By Brenda Buchanan
By the luck of the draw my February post falls three days after Valentine’s Day, but I’ll tell you a love story anyway.
Seventy-four years ago, these crazy kids eloped.
On the left are my folks, William “Buck” Buchanan and Irene Kane Buchanan. He was 22. She was 20.
The other two are Sis and B.G., their friends who also eloped that day. It was February 14, 1942 and love was in the air, intensified by the knowledge that both men were about to be shipped overseas.
My father and B.G. were members of the United States Army’s First Infantry Division—known as the Big Red One—training at Fort Devens in Central Massachusetts. My parents met on the base, where Mom had a war-time job delivering mail. She was vivacious young woman, the fifth of six children raised by Irish Catholic immigrants in a nearby mill town. Her mail delivery gig involved zipping around Fort Devens on a motorcycle with a sidecar, and it’s no surprise she caught my father’s attention.

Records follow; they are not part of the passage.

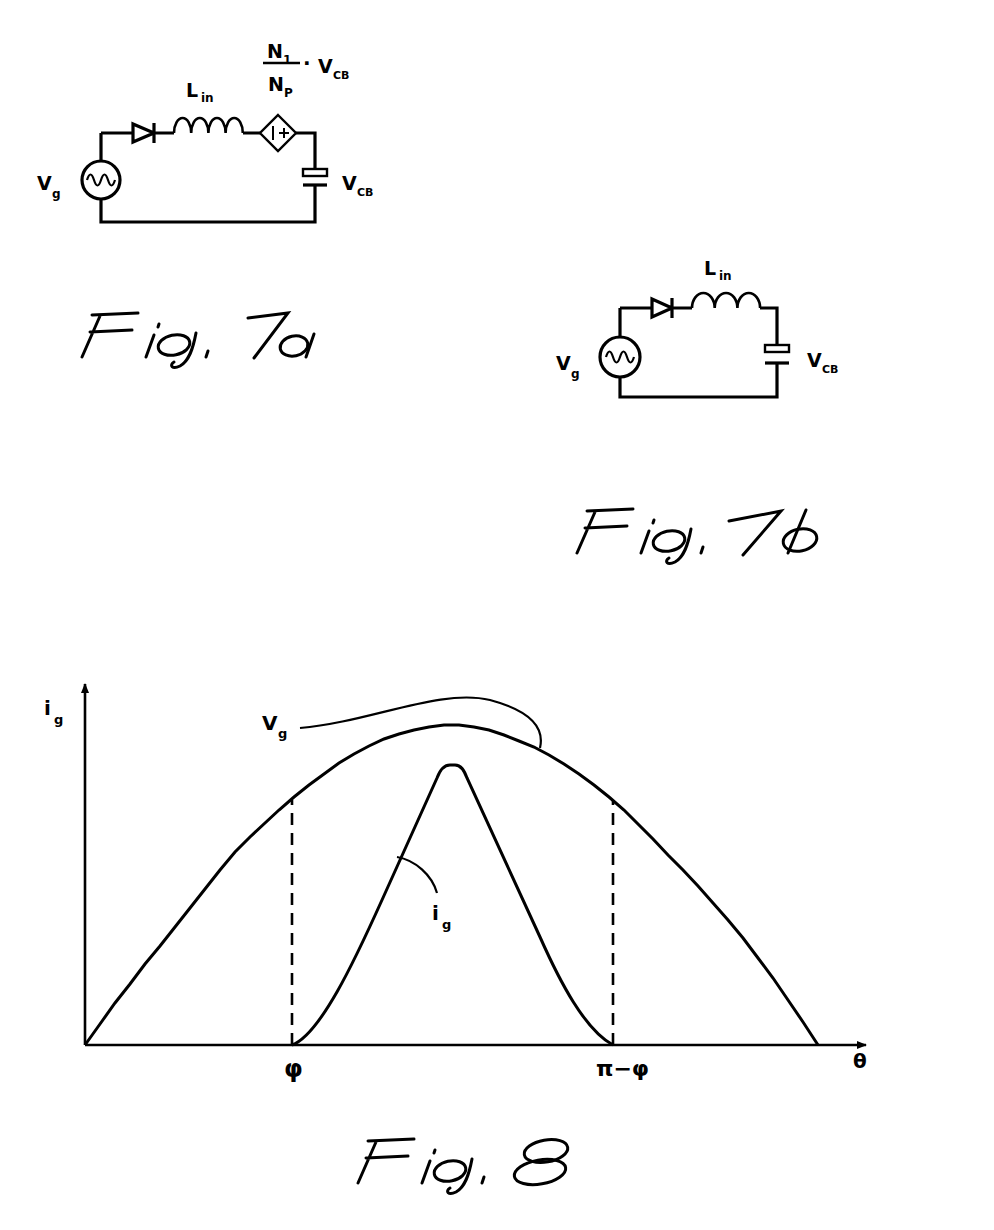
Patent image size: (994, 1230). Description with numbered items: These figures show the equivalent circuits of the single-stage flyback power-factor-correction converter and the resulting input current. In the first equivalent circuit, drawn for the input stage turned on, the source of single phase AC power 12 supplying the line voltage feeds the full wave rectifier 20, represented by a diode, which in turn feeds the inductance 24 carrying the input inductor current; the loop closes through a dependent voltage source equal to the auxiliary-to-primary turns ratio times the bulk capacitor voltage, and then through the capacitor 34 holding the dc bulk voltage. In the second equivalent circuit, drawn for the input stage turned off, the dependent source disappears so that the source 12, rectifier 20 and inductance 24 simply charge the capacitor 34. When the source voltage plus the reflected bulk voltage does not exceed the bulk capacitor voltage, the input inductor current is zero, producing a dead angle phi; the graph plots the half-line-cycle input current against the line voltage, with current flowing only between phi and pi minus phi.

In FIG. 7A, the source of single phase AC power 12 is at (90, 199).
In FIG. 7B, the source of single phase AC power 12 is at (607, 377).
In FIG. 7A, the full wave rectifier 20 is at (147, 121).
In FIG. 7B, the full wave rectifier 20 is at (658, 297).
In FIG. 7A, the inductance 24 is at (178, 120).
In FIG. 7B, the inductance 24 is at (700, 293).
In FIG. 7A, the capacitor 34 is at (330, 182).
In FIG. 7B, the capacitor 34 is at (787, 362).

Mom was an auburn-haired looker with a fun-loving personality. I never got a satisfactory answer about what most attracted her Dad, but I think it was his soft spoken manner and big heart. Or perhaps those beautiful brown eyes.
They’d been a steady couple since the previous year, but Mom had never brought him home to meet her father. She knew better. My father had been raised Methodist in Western North Carolina/East Tennessee, but he may as well have come from the moon as far as my tough-minded grandfather was concerned. John Austin Kane’s wife had died of cancer years earlier and his eldest daughter had joined the convent. He was not about to allow his next daughter to marry someone who wasn’t Catholic.
So Irene and her handsome Buck eloped, together with their friends. In a double wedding ceremony at a nearby Catholic church where each couple served as the other’s maid of honor and best man, they pledged their eternal love. Then my folks took the train to New York City for a weekend honeymoon, thrilled to have defied the forces that attempted to put a brake on their love.
On Sunday they returned to my mother’s hometown of Fitchburg and walked from the train station to my grandfather’s house. There my dad met his father-in-law for the first time, a meeting that reportedly went quite well. Dad already had converted to Catholicism, which must have helped, but I expect it was his quiet confidence that won my stubborn Irish grandfather over. That, and my mother’s evident love for her new husband.
He got his orders that spring, landing first in Tunisia, then Sicily, and finally England, where the Big Red One (“the point on the spear at Omaha Beach”) prepared for D-Day. Six days after that historic invasion my father was involved in a firefight in the Cerisy Forest that earned him a Silver Star for valor.
As proud as I’m sure my mother was of his medals, she must have lived with her heart in her throat in those first years of their marriage, praying for him to come home in one piece.
That finally happened in mid-1945. They settled down in her hometown of Fitchburg, built a small business together and raised four kids.
They were getting ready to celebrate their 50th wedding anniversary on Valentine’s Day in 1992 when my father fell suddenly, seriously ill. Seven weeks later he died at the age of 72, having had the opportunity to say goodbye to his children and grandchildren (though one was subsequently born) and most importantly, to his beloved wife.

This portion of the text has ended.